Published by DAYS since 1997 from Nagoya,Japan. 名古屋から全国に発信する新車試乗記や不定期コラム、クルマ情報サイト

ホーム > MOTOR DAYS ピックアップニュース > 日産、新型スカイラインクーペ発売

日産、新型スカイラインクーペ発売

カテゴリ:新車 , 東海地区の情報 / 2007年10月02日

 
 

日産は2007年10月2日、スカイラインクーペをフルモデルチェンジして発売した。東海地区の発表会が行なわれた日産名古屋ギャラリー(名古屋市 中区栄)から速報。

「艶やか」をテーマに

新型スカイラインクーペは、06年11月に発売された12代目「V36型」スカイラインセダンのクーペ版。03年1月に発売された先代スカイラインクーペ(CV35型)の後継車となる。

現行セダン同様、新型クーペも先代V35型の正常進化版。ボディサイズ(全長4655×全幅1820×全高1390mm)に変更はほとんどないが、スタイリングは「艶やか(あでやか)」をテーマに、より引き締まったものに一新。歩行者保護用のポップアップエンジンフードによってボンネット高を低く抑えるなど、スポーティ感を強めている。全高はセダンより60mmも低い。

日産版バルブトロニック「VVEL」で333ps

エンジンは現行セダン用「VQ35HR」の部品を約35%刷新し、新機構「VVEL」(バルブ作動角・リフト量連続可変システム)を追加した新開発「VQ37VHR」(333ps/7000rpm、37.0kgm/5200rpm)。「VVEL」は、吸気バルブで吸入空気量をコントロールする、いわゆるバルブトロニックと似たシステム。日産は少なくともこのVQ37VHRでは、出力アップ、レスポンスの向上、燃費の良さという順にアピールしている。

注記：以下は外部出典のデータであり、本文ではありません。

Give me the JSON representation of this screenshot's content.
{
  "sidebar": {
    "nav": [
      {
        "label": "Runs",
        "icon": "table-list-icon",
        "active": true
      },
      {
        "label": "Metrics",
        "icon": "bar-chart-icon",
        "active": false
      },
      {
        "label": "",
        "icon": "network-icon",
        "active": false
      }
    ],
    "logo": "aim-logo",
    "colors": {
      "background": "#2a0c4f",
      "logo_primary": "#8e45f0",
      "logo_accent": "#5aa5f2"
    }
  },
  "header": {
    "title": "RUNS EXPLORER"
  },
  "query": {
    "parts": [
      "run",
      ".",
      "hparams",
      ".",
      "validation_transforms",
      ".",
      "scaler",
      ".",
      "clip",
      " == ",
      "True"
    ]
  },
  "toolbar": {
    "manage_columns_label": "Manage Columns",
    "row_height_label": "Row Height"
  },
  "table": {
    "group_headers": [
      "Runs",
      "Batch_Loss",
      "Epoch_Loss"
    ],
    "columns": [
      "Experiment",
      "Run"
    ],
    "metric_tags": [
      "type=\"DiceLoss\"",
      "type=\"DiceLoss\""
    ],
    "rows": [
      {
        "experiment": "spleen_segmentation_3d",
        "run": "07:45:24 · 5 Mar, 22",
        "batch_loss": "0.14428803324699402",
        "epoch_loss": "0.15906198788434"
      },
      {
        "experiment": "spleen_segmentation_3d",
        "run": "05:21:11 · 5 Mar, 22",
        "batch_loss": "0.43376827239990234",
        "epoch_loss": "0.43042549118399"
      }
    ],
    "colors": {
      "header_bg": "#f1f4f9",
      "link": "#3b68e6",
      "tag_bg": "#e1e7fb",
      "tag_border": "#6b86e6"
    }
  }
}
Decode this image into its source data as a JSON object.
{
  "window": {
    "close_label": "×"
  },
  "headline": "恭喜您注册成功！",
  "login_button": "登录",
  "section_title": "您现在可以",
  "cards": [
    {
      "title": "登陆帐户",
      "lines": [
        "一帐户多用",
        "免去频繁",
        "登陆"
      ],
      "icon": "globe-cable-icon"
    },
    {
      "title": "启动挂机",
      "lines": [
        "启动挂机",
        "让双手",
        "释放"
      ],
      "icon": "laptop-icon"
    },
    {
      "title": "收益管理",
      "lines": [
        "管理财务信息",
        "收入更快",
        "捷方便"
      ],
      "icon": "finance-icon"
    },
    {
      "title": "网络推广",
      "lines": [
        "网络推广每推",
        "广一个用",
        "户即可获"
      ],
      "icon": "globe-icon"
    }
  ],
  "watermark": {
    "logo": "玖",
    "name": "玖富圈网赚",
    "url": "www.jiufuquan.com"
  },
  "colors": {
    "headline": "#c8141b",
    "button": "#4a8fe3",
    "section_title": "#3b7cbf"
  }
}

おなじみ「FR-Lプラットフォーム」は剛性をアップ(ねじりで先代比36%アップ、横曲げで同等)。現行セダンと同様、4輪アクティブステア(4WAS)を上級グレードに装備する。変速機は5ATないし6MT。インテリアの意匠も基本的には現行セダン譲りだ。

月間200台目標で、369万6000円~

CMタレントはセダンに引き続き、渡辺謙とイチロー。キャッチコピーは「ときめきをシフトする」。国内の目標販売台数は月間200台だが、北米向け(インフィニティ・G37クーペ)はこの約10倍というから、市場規模では圧倒的に北米がメインだ。その他ロシアや韓国でも出足は好調で、欧州市場にも新しく始まる「インフィニティ」ブランドの目玉として投入されるという。

価格は369万6000円(370GT・5AT)~447万3000円(370GT Type SP・5AT)。

DAYSのコメント

今や国産唯一のクーペ。日本車としては、セダンがあってクーペもあるという古き良き伝統の、最後の一台となってしまったスカイラインだが、そのクーペもほとんどが海外向け。北米では年間2万台以上が売れ、韓国では日本の倍近い価格にもかかわらず、すでに3000台の予約が入っているという。実際、その性能に比して日本での価格は大バーゲンプライスだ。ほとんどポルシェと変わらない性能で、半値以下。ただ、実際に購入するとなると、そのバーゲンプライスも実質400万円オーバーゆえ一般にはなかなか手を出しにくい、というジレンマに陥ってしまう。そこがちょっと辛いところ。もっと安くしようとするとZがあるし、高いところにはGT-Rがあるという微妙なポジショニングだ。繰り返すが、性能に比してなら価格は安い、貴重なFRスポーツ車である。先代は月220台ペースだったという。もっと売れて欲しいものだ。